Pour raki into a narrow, tall glass (special raki-glass) - 1/4 for a single serving and 1/2 for a double, then add water and put 1-2 ice-cubes.

 

Number 5: Şalgam (Shalgam)

 

OK, this is the freakiest drink I've ever tried! It's been served with raki very often. and it looks very tempting. Especially when you see crowd of Turkish people happily drinking this wine colored liquid.

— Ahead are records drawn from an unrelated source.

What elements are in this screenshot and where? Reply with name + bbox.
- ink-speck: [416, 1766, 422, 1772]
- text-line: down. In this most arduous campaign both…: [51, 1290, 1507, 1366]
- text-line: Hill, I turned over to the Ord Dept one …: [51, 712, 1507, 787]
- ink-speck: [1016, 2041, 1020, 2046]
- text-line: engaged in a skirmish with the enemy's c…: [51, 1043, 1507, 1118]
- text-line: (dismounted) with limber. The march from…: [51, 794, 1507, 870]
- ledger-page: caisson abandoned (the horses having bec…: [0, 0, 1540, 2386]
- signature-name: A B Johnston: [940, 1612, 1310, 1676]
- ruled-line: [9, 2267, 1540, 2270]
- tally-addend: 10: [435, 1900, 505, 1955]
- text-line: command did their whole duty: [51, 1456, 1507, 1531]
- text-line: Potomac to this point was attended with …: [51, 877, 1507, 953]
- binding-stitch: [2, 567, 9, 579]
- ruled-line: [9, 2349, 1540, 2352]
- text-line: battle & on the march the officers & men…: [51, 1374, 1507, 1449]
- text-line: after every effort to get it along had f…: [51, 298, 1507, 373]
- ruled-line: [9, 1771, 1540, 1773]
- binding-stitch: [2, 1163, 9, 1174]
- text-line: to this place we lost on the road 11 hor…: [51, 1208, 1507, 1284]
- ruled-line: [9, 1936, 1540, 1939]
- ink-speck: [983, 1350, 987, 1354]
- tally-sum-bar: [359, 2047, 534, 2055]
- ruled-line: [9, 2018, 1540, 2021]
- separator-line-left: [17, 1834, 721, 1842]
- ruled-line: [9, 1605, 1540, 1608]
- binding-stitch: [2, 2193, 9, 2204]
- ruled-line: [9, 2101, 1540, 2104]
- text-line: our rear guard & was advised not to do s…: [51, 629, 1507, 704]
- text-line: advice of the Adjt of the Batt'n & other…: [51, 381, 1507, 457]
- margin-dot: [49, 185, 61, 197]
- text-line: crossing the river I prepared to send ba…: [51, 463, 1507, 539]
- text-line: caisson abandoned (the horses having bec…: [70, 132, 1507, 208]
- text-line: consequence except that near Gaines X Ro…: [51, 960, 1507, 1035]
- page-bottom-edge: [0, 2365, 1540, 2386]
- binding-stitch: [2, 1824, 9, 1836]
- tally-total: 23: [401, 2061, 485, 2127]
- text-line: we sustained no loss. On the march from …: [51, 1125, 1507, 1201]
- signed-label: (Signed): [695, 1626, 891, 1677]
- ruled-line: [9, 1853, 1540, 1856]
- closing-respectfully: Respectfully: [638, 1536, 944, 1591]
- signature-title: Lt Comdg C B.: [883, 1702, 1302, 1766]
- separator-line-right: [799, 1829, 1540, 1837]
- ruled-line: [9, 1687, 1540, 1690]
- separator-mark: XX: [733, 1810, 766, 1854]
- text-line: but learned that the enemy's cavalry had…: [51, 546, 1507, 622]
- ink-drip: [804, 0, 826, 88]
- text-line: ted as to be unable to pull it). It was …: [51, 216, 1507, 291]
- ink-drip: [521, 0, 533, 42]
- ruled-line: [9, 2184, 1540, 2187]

Don't fall for that trap! It is nothing like pomegranate juice (as I was imagine), it is salty and more like a marinade for tomatoes. And it is actually fermented juice of black carrot! First sip was like a punch in my face :)

 

As you know alcohol dehydrates the body, Shalgam compensates water balance perfectly.

 

Number 6: SAHLEP

This one is an ideal winter drink -  high in calorie and hot, it can quickly warm up your body.

 

The main ingredient is salep flour. It is made of dried roots of wild Anatolian mountain orchids Serapias. 

 

With pinch of cinnamon on top, flavored with rose water or orange zest sahlep will surround you in cocoon of cozy smell. Hot and sweet. Perfect. 

 

When you will spend winter in Turkey try once to replace your latte of hot chocolate with sahlep and you will see.

 

 

Number 7: BOZA

 

Here we go again! Don't fall for its look. It is not even close to sweet sahlep even though it looks very a like.  Even a pinch of cinnamon is there. :) It is made of slightly fermented wheat, corn or millet. Salep came to the Ottomans kitchen from the Arabs, and boza is a heritage of the nomadic Turkic peoples. As much as love sahleb as much I don't like boza. 

It is a sweet and sour drink, something between kefir and beer. Consistency is like liquid sour cream. It's often eaten with a spoon with sprinkle cinnamon and leblebi (roasted chickpeas beans) on top.

However boza is a very useful drink containing basic vitamins - A, B, B1, B2, B3, C, E. Also phosphorus, iron, magnesium, potassium and zinc. This drink improves digestion and  can be called a ready-made sports nutrition.

 

I've noted that everyone liked my post about wines of Shiringe. Indeed Turkish wine is legendary. But I didn't include it in the "traditional drink list" because: A. winemaking is a relatively young industry in Turkey; B. The wine in Turkey is so good that it deserve a separate blog post. Promise to write about it soon. Don't miss it.